Friday, July 6, 2012

Guess who's coming to dinner?

On one wall of my office are pictures of "helpful people" -  according to Feng Shui they should be on this wall and no other. I have five of them, starting chronologically with Friedrich Nietzsche with a heavy moustache, his cheek on his hand, his piercing eyes averted. I have seen thos eyes before - I don't want them following me around the room. Then there's Emily Bronte, in her only known portrait, looking whistful and intense both. Below Emily on the wall is D.H.Lawrence, leaning against an adobe wall in Santa Fe, on one of the stops on his global search for the ideal place to live. To get to Steinbeck, you have to cross over a poster of Braveheart, because it is signed and it was given to me, and I am proud to have it, Laddie. If you don't stop with William Wallace in full war regalia, you'll find John Steinbeck leaning back against a tree with his travel dog Charlie. I would like to invite that five to dinner and call it a short story. I would seat Emily next to Friedrich, because she needed him so badly. Even though he was only three when she published "Wuthering Heights," he must have been a very sombre and intense little boy. By the time he needed her, she was already dead, so I could give them this moment in fictional history to meet and love, and leave together. Lawrence would interrupt them, of course. He'd be trying to plummet the mind of this man he already knew was a genius back in his youth in Nottinghamshire. If I were at the head of the table, I would be trying to overhear that conversation. I would have my question, too: But Friedrich, why did you live like a monk when you knew the only way to sanctity was the path of Dionysus? I'd have Steinbeck on my right, and I would like learn fom him the craft of the smooth sentence, the enthralling paragraph, the scalp-raising metaphor. I don't know where I'd put William Wallace. He would probably already be playing footsy with Emily under the table. They would have saved her, any one of those men, because all she needed was a good Fanfaronade, and we would have had a shelf load of books like "Wuthering Heights." Or maybe not. It's the paradox of the pain again; it's the subject Peter Shaffer grappled with in "Equus."
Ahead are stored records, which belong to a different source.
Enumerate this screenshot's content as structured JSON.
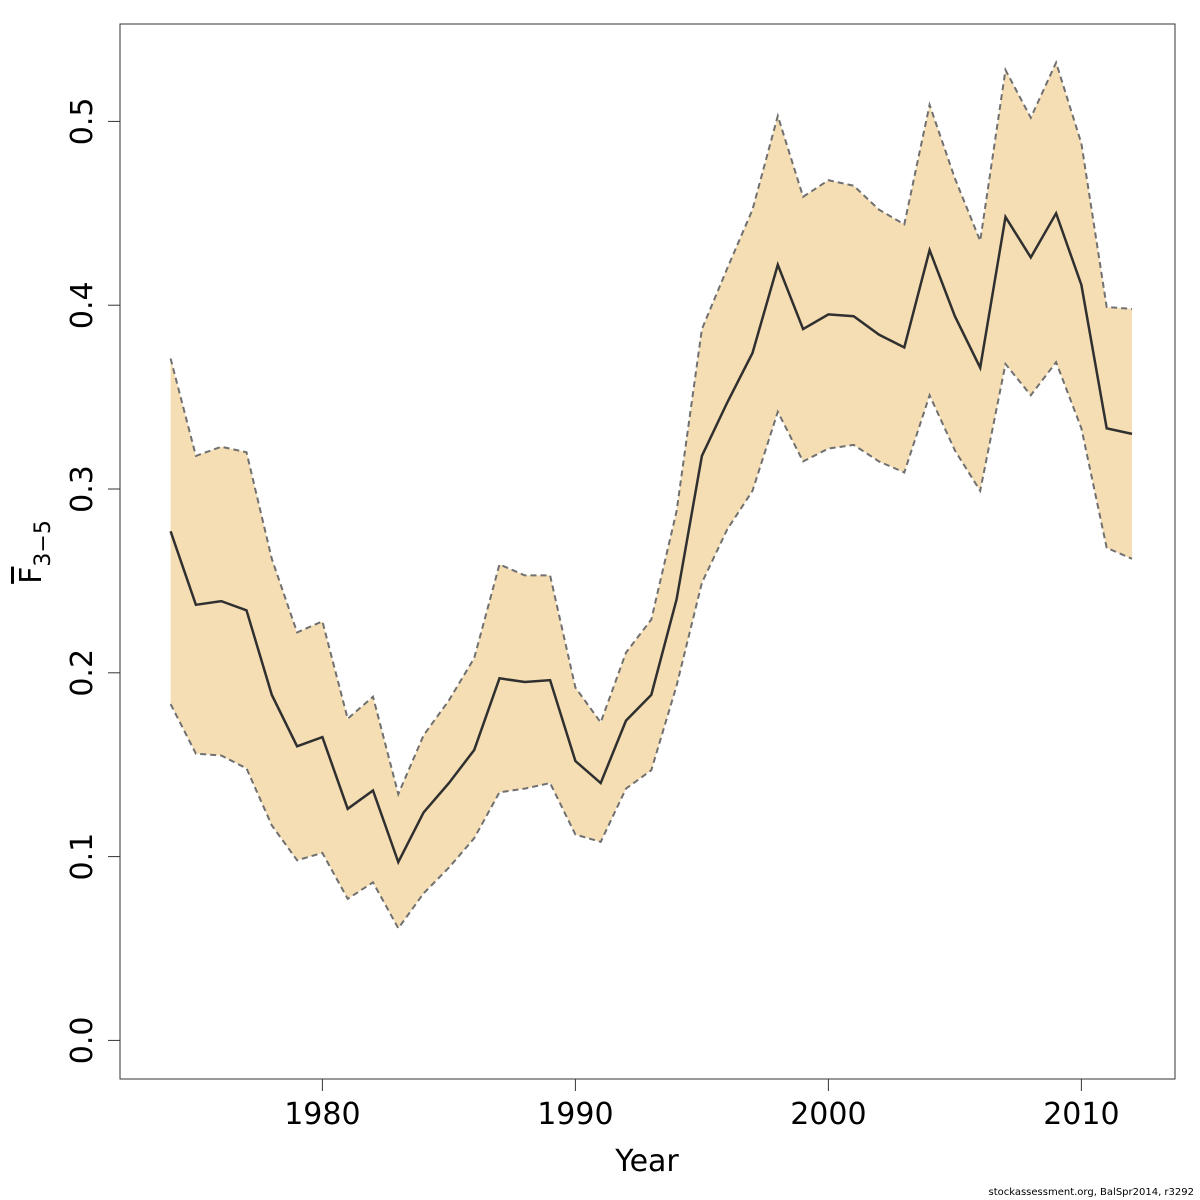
{
  "chart_data": {
    "type": "line",
    "title": "",
    "xlabel": "Year",
    "ylabel_main": "F",
    "ylabel_sub": "3−5",
    "xlim": [
      1972.0,
      2013.7
    ],
    "ylim": [
      -0.021,
      0.553
    ],
    "xticks": [
      1980,
      1990,
      2000,
      2010
    ],
    "xtick_labels": [
      "1980",
      "1990",
      "2000",
      "2010"
    ],
    "yticks": [
      0.0,
      0.1,
      0.2,
      0.3,
      0.4,
      0.5
    ],
    "ytick_labels": [
      "0.0",
      "0.1",
      "0.2",
      "0.3",
      "0.4",
      "0.5"
    ],
    "x": [
      1974,
      1975,
      1976,
      1977,
      1978,
      1979,
      1980,
      1981,
      1982,
      1983,
      1984,
      1985,
      1986,
      1987,
      1988,
      1989,
      1990,
      1991,
      1992,
      1993,
      1994,
      1995,
      1996,
      1997,
      1998,
      1999,
      2000,
      2001,
      2002,
      2003,
      2004,
      2005,
      2006,
      2007,
      2008,
      2009,
      2010,
      2011,
      2012
    ],
    "series": [
      {
        "name": "estimate",
        "values": [
          0.277,
          0.237,
          0.239,
          0.234,
          0.188,
          0.16,
          0.165,
          0.126,
          0.136,
          0.097,
          0.124,
          0.14,
          0.158,
          0.197,
          0.195,
          0.196,
          0.152,
          0.14,
          0.174,
          0.188,
          0.24,
          0.318,
          0.347,
          0.374,
          0.422,
          0.387,
          0.395,
          0.394,
          0.384,
          0.377,
          0.43,
          0.394,
          0.366,
          0.448,
          0.426,
          0.45,
          0.411,
          0.333,
          0.33
        ]
      },
      {
        "name": "upper",
        "values": [
          0.371,
          0.318,
          0.323,
          0.32,
          0.262,
          0.222,
          0.228,
          0.175,
          0.187,
          0.134,
          0.166,
          0.185,
          0.208,
          0.259,
          0.253,
          0.253,
          0.192,
          0.173,
          0.211,
          0.229,
          0.288,
          0.387,
          0.42,
          0.452,
          0.503,
          0.459,
          0.468,
          0.465,
          0.452,
          0.444,
          0.509,
          0.469,
          0.435,
          0.528,
          0.502,
          0.532,
          0.488,
          0.399,
          0.398
        ]
      },
      {
        "name": "lower",
        "values": [
          0.183,
          0.156,
          0.155,
          0.148,
          0.117,
          0.098,
          0.102,
          0.077,
          0.086,
          0.061,
          0.08,
          0.094,
          0.11,
          0.135,
          0.137,
          0.14,
          0.112,
          0.108,
          0.137,
          0.147,
          0.193,
          0.249,
          0.278,
          0.299,
          0.342,
          0.315,
          0.322,
          0.324,
          0.315,
          0.309,
          0.351,
          0.321,
          0.299,
          0.368,
          0.351,
          0.369,
          0.333,
          0.268,
          0.262
        ]
      }
    ],
    "band_color": "#F5DEB3",
    "line_color": "#303030",
    "bound_color": "#707070"
  },
  "footer": "stockassessment.org, BalSpr2014, r3292"
}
I'm not a very good host of dinners. I have very little small talk myself. But I would go all out for these guests, try to steal a moment of levity for them. Emily would lay her consumption aside and revel in a death-by-chocolate dessert which she would lick off Friedrich's spoon. Friedrich would put his cataclysmic visions down by the foot of his chair and enage in a little flirtary. William could, just for this moment, step out of his role of defender of Scotland and sing a ballad by Robert Burns, whom I should also have invited, but there would have been no hope for Emily or for me. So, Burns had to stay downstairs with the maids, where he would be rejoicing with joy unspeakable. Steinbeck and I would take after-dinner port in the other room, talking until dawn about books and the role of the writer. I can't help being an egg-head. It comes naturally to me.